You are seated at the helm of a global department that ensures that lives are saved using these special commodities, what is the one thing that bothers you the most?
What keeps me awake and bothers me the most is the fact that we have other populations that are in need of vaccines yet they cannot access them.
I will only be at peace if every country around the world has access to vaccines and the vaccines are delivered to every person in need.
Africa is a continent with low uptake of vaccines, what assistance can be given to ensure that the disease burden is reduced?
African countries have incredible experience and expertise in deploying vaccines. But we should be concerned about the children who do not get even a single dose of vaccine through the routine immunisation programme.
These children are special because they live in communities with no access to services. I am working with governments to figure out where the children are living so that they come up with a package of what the children need. This is one of my priorities. I want to ensure that every country reduces by half the number of children who are still not getting even a single dose of vaccine in the immunisation programme.

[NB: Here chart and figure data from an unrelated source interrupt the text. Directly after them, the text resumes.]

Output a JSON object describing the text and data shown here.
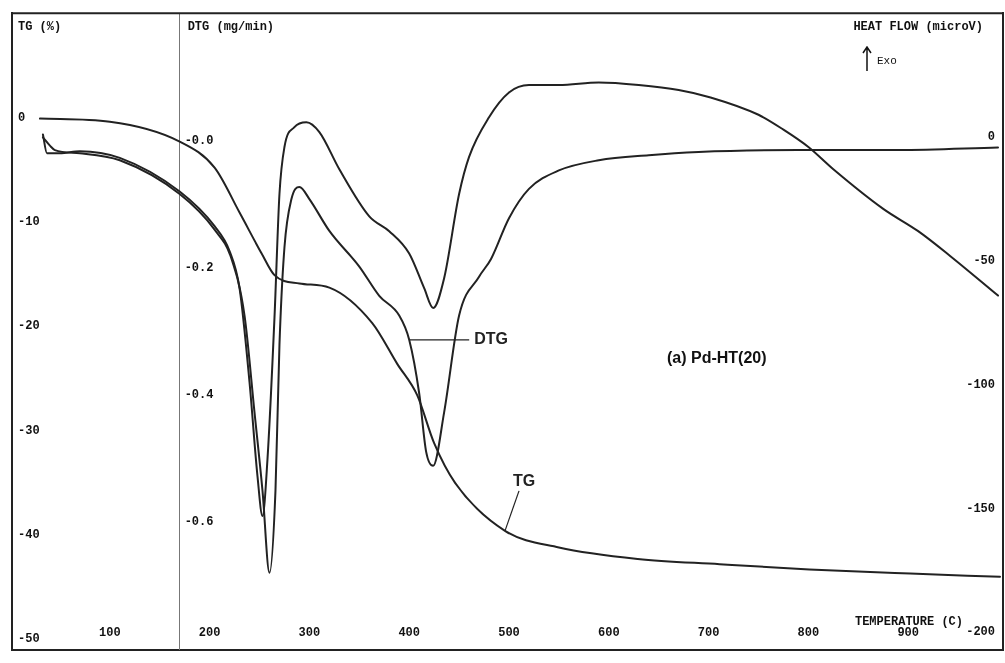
{
  "chart_data": {
    "type": "line",
    "xlabel": "TEMPERATURE (C)",
    "ylabel": "TG (%)",
    "y2label": "DTG (mg/min)",
    "y3label": "HEAT FLOW (microV)",
    "xlim": [
      2,
      995
    ],
    "xticks": [
      100,
      200,
      300,
      400,
      500,
      600,
      700,
      800,
      900
    ],
    "ylim": [
      -51,
      10
    ],
    "yticks": [
      -50,
      -40,
      -30,
      -20,
      -10,
      0
    ],
    "y2lim": [
      -0.8,
      0.2
    ],
    "y2ticks": [
      {
        "value": -0.6,
        "label": "-0.6"
      },
      {
        "value": -0.4,
        "label": "-0.4"
      },
      {
        "value": -0.2,
        "label": "-0.2"
      },
      {
        "value": 0,
        "label": "-0.0"
      }
    ],
    "y3lim": [
      -207,
      50
    ],
    "y3ticks": [
      -200,
      -150,
      -100,
      -50,
      0
    ],
    "grid": false,
    "marker": "none",
    "line_style": "solid",
    "annotations": [
      "(a) Pd-HT(20)",
      "Exo"
    ],
    "series": [
      {
        "name": "TG",
        "color": "#222222",
        "x": [
          30,
          100,
          170,
          205,
          230,
          252,
          265,
          290,
          320,
          363,
          388,
          408,
          425,
          446,
          496,
          550,
          629,
          711,
          801,
          902,
          992
        ],
        "values": [
          -0.1,
          -0.4,
          -2.3,
          -4.8,
          -9.1,
          -13.0,
          -15.1,
          -15.9,
          -16.3,
          -19.7,
          -23.6,
          -26.6,
          -31.2,
          -35.0,
          -39.6,
          -41.2,
          -42.3,
          -42.8,
          -43.3,
          -43.7,
          -44.0
        ]
      },
      {
        "name": "DTG",
        "axis": "y2",
        "color": "#222222",
        "x": [
          33,
          40,
          45,
          70,
          110,
          170,
          205,
          222,
          235,
          245,
          253,
          260,
          266,
          270,
          275,
          282,
          290,
          300,
          320,
          350,
          370,
          390,
          400,
          410,
          417,
          424,
          435,
          450,
          470,
          482,
          500,
          520,
          550,
          590,
          640,
          690,
          790,
          890,
          990
        ],
        "values": [
          0.005,
          -0.008,
          -0.015,
          -0.02,
          -0.031,
          -0.084,
          -0.14,
          -0.186,
          -0.275,
          -0.427,
          -0.55,
          -0.679,
          -0.55,
          -0.321,
          -0.168,
          -0.092,
          -0.073,
          -0.092,
          -0.142,
          -0.198,
          -0.244,
          -0.275,
          -0.313,
          -0.397,
          -0.489,
          -0.511,
          -0.427,
          -0.275,
          -0.214,
          -0.186,
          -0.122,
          -0.076,
          -0.047,
          -0.031,
          -0.023,
          -0.018,
          -0.015,
          -0.015,
          -0.011
        ]
      },
      {
        "axis": "y3",
        "color": "#222222",
        "x": [
          33,
          37,
          50,
          70,
          110,
          170,
          205,
          220,
          230,
          240,
          248,
          253,
          258,
          265,
          270,
          275,
          285,
          297,
          310,
          330,
          360,
          380,
          400,
          415,
          424,
          435,
          450,
          460,
          480,
          500,
          520,
          550,
          590,
          630,
          670,
          702,
          750,
          775,
          800,
          825,
          875,
          910,
          942,
          990
        ],
        "values": [
          1,
          -6.5,
          -6.5,
          -5.7,
          -8.4,
          -22,
          -36,
          -46,
          -61,
          -99,
          -137,
          -153,
          -130,
          -73,
          -23,
          -4,
          4,
          6,
          2,
          -13,
          -32,
          -38,
          -47,
          -61,
          -69,
          -57,
          -23,
          -8,
          8,
          18,
          21,
          21,
          22,
          21,
          19,
          16,
          9,
          3,
          -4,
          -13,
          -29,
          -38,
          -48,
          -64
        ]
      }
    ]
  }
}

What challenges and successes have you had in your docket so far?
I have had the privilege of being in this position for the past four years, and for the first time, I have seen the world coming up with a vaccine within a short period of time. Precisely, in less than a year.
I have to acknowledge how the world came together to deliver the Covid-19 doses to the people who seriously needed them. When the world comes together, they can objectively deliver.
There were stumbling blocks along the way, which came with a bag of lessons. There was substantial inequity, we spoke out from the very first day and we ensured that vaccines are distributed to everyone.
I am glad that we have had new vaccines for diseases that had no vaccine or treatment. We had credible people, the science community coming together for one goal.
What assistance will the WHO offer to Kenya's current outbreaks?
In partnership with the Ministry of Health, we are designing a cholera outbreak vaccine response. We will provide resources to ensure that the vaccines are here. We will ensure that there is enough workforce to facilitate the process.
Vaccines are safe, and effective and only work if people receive them. Vaccines alone do not save lives and do not protect the future of people, it is getting vaccinated that results in the impact.